Separate Data from Glue

The glue that relates different data sources to each other should be applied after or alongside the ETL process and not as a mandatory part of ETL. This makes it easy to pull individual data sources in and work with them even when the glue isn’t working or doesn’t yet exist.

Partition Big Data

Our goal is for users to be able to run the ETL process on a decent laptop. However, some of the utility datasets are hundreds of gigabytes in size (e.g. EPA CEMS Hourly, FERC EQR). Many users will not need to use the entire dataset for the work they are doing. Partitioning the data allows them to pull in only certain years, certain states, or other sensible partitions of the data so that they don’t run out of memory or disk space or have to wait hours while data they don’t need is being processed.

Naming Conventions

There are only two hard problems in computer science: caching, naming things, and off-by-one errors.

Use Consistent Names

If two columns in different tables record the same quantity in the same units, give them the same name. That way if they end up in the same dataframe for comparison it’s easy to automatically rename them with suffixes indicating where they came from. For example, net electricity generation is reported to both FERC Form 1 and EIA 923, so we’ve named columns net_generation_mwh in each of those data sources. Similarly, give non-comparable quantities reported in different data sources different column names. This helps make it clear that the quantities are actually different.
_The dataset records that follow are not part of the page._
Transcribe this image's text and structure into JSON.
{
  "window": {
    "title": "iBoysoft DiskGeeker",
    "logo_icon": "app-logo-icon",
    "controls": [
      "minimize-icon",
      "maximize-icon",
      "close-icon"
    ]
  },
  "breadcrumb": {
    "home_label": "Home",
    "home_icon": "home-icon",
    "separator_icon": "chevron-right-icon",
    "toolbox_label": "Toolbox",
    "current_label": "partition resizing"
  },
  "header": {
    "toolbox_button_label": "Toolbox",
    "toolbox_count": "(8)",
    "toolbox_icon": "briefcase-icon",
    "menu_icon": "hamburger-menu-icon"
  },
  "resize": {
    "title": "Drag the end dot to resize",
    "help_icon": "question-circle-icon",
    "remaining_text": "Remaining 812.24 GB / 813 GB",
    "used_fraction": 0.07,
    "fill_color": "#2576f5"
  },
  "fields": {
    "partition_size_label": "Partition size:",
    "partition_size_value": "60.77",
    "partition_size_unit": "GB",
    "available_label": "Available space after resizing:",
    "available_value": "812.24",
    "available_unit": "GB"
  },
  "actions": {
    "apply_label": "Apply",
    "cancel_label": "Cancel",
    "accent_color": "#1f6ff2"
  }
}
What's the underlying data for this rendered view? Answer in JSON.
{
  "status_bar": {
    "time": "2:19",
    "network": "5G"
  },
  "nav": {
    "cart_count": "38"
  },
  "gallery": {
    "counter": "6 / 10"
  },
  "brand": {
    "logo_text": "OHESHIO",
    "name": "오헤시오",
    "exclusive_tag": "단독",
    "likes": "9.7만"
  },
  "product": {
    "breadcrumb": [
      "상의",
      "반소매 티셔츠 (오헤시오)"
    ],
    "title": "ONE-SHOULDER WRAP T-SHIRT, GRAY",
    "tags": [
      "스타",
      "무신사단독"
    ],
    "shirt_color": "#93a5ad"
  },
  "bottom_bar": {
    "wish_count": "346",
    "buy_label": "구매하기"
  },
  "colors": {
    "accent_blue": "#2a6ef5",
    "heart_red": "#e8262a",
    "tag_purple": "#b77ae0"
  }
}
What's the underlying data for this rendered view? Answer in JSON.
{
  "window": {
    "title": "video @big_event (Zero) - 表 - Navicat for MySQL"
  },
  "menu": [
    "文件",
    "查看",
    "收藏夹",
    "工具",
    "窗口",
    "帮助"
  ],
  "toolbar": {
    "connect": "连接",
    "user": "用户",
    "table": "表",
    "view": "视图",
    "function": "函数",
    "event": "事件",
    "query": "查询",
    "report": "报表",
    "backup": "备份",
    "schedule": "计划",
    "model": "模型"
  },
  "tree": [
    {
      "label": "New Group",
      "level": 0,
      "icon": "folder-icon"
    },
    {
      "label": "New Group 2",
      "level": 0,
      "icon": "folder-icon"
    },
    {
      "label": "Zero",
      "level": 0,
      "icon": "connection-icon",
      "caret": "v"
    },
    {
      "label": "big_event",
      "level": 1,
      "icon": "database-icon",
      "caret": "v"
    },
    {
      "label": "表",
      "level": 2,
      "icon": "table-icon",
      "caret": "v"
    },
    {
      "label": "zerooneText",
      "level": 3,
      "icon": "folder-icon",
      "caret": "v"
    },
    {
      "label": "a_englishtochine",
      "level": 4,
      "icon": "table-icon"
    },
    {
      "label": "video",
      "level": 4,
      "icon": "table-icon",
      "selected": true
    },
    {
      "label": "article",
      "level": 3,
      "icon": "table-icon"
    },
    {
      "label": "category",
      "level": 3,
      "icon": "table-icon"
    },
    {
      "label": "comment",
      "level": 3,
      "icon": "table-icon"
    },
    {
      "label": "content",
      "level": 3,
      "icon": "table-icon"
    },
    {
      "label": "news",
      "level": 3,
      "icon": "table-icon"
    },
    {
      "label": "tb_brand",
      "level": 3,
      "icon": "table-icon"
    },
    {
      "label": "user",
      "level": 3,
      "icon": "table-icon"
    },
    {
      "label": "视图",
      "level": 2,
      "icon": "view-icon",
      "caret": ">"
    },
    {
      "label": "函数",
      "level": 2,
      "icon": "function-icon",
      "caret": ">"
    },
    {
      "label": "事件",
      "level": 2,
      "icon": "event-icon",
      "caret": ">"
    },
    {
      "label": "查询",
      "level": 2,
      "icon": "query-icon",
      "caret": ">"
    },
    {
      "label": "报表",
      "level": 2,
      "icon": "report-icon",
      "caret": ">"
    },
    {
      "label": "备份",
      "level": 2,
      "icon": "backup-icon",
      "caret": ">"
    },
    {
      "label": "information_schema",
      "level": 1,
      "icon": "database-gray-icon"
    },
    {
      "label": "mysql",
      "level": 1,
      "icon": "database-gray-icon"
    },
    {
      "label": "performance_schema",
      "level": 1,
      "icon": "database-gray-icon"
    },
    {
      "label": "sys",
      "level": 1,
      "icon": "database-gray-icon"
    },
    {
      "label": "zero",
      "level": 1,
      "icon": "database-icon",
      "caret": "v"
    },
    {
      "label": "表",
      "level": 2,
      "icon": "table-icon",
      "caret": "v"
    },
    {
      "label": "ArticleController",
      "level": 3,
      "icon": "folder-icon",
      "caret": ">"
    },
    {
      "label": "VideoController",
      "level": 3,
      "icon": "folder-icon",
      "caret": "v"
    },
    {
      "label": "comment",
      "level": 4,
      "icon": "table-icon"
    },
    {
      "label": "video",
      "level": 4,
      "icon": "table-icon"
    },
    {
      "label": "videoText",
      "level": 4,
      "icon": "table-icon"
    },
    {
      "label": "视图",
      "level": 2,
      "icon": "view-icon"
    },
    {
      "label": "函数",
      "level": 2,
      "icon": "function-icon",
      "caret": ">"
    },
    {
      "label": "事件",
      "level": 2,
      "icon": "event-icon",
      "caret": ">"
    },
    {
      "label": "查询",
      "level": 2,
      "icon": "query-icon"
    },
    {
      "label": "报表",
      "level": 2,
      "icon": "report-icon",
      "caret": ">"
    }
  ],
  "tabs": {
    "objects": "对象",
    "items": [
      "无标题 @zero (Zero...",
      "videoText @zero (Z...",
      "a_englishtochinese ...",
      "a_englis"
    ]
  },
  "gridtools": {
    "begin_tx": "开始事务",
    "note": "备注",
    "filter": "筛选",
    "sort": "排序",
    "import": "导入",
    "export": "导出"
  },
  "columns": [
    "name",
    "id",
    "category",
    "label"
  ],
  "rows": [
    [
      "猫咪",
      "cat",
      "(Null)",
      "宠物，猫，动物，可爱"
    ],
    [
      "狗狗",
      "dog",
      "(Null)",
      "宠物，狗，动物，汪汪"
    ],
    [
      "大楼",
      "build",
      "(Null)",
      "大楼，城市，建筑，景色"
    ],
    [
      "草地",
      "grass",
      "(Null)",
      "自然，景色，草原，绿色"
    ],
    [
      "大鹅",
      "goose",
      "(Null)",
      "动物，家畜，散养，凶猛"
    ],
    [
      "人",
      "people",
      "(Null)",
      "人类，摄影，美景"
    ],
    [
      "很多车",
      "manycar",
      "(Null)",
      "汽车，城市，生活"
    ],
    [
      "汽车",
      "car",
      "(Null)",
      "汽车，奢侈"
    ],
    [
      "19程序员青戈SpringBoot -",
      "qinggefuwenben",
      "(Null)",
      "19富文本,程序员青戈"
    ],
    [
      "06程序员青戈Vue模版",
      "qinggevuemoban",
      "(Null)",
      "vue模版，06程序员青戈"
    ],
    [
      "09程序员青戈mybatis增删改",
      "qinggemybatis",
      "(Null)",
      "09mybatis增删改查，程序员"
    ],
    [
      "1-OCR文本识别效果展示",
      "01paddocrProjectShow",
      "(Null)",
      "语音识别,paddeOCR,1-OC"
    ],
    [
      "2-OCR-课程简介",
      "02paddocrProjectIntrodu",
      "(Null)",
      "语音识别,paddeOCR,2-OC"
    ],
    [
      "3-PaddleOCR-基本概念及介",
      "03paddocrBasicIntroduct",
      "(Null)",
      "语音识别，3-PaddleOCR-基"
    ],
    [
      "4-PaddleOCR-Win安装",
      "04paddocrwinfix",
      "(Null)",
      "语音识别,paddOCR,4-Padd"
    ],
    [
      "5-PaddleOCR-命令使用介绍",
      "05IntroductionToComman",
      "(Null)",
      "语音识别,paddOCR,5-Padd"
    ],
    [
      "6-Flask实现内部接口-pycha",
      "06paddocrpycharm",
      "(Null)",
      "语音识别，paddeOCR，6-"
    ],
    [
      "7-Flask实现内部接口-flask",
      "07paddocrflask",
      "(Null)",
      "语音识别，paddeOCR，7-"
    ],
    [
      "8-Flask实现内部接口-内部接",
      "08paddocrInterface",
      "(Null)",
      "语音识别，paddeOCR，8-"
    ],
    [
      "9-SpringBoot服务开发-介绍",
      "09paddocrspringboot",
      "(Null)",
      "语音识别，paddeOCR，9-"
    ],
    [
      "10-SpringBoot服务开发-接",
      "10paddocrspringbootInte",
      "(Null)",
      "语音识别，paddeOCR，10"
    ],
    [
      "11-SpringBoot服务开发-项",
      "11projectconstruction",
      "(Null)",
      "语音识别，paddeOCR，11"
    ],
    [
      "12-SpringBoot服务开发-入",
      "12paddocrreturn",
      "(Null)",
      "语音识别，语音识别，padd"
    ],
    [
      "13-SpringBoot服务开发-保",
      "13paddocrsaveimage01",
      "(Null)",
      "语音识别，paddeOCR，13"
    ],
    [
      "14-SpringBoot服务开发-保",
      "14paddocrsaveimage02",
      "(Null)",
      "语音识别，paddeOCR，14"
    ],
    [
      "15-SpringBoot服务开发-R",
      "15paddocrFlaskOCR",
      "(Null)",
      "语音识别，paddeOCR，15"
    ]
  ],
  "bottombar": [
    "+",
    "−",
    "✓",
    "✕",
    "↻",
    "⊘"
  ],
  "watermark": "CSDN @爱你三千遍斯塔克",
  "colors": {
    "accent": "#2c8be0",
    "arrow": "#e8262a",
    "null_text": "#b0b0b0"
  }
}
Follow Existing Conventions

We are trying to use consistent naming conventions for the data tables, columns, data sources, and functions. Generally speaking PUDL is a collection of subpackages organized by purpose (extract, transform, load, analysis, output, datastore…), containing a module for each data source. Each data source has a short name that is used everywhere throughout the project and is composed of the reporting agency and the form number or another identifying abbreviation: ferc1, epacems, eia923, eia861, etc. See the naming conventions document for more details.

Complete, Continuous Time Series

Most of the data in PUDL are time series’ ranging from hourly to annual in resolution.

Assume and provide contiguous time series. Otherwise there are just too many possible combinations of cases to deal with. E.g. don’t expect things to work if you pull in data from 2009-2010, and then also from 2016-2018, but not 2011-2015.
Assume and provide complete time series. In data that is indexed by date or time, ensure that it is available as a complete time series even if some values are missing (and thus NA). Many time series analyses only work when all the timesteps are present.